そんな当時の自分の状況を、「みかげ」に重ね合わせていたのだと思います。空で言えるほど、何回も何回も読みました。

このように書くと、『キッチン』が実に暗い小説のように思われるかもしれませんが、この本に描かれた死は暗くはありませんでした。そうだったら私は逆に辛くて読めなかったと思うのです。

「みかげ」の唯一の身内だったおばあちゃんの死から、新たな出会いが始まります。「みかげ」を含めて登場人物一人ひとりの生き方が、流れるように自然で、軽やかでした。それでいて、きちんと「死」を受け止めしっかり見つめていました。

「あきらめる」という言葉の語源は「明らかに見る」だそうですが、登場人物の軽やかさは、死を明らかに見つめたうえでの「あきらめ」があり、潔さがありました。死が満ち満ちているのに、「再生」という匂いが立ち上がってくるような、そんな不思議な小説でした。だからこそ、世界25か国で翻訳されベストセラーになったのだと思います。「死」は、どの国のどの人にとっても、共通に訪れるものですから。

この本の中には「頑張れ」とか「みんな辛いんだよ」とかは、一言も書いてありません。ただ、普通の日常が私でも手の届く「優しさ」や「希望」に置き換わっていく様子に、わずかな光を見ていたと思います。そして「死」とは逃げる場としてあるのではないというメッセージをぼんやりと感じて、少し背筋を伸ばせたように思います。
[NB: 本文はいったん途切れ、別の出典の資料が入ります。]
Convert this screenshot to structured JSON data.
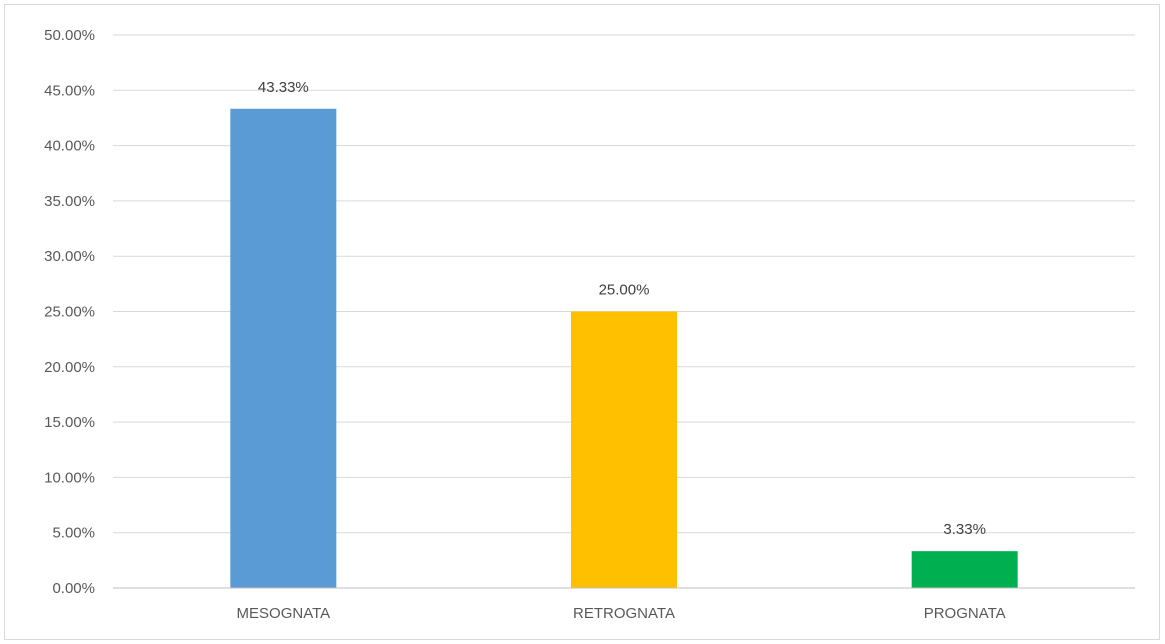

今も、私の本棚に大切に並べてある『キッチン』の表紙を見ると、あの頃の痛々しいほど小さくてか細かった自分の姿が浮かんできます。

そして、年を取ってもう一度読み返してみると、あの当時は分からなかったこと−「死」とは、辛い状況から逃げるために求めるものではないこと、「その時」が来たら、受け入れるしかないけれど、決して恐ろしいものではないのだ、ということが、人生の残り時間が少なくなった今、しみじみと分かるようになりました。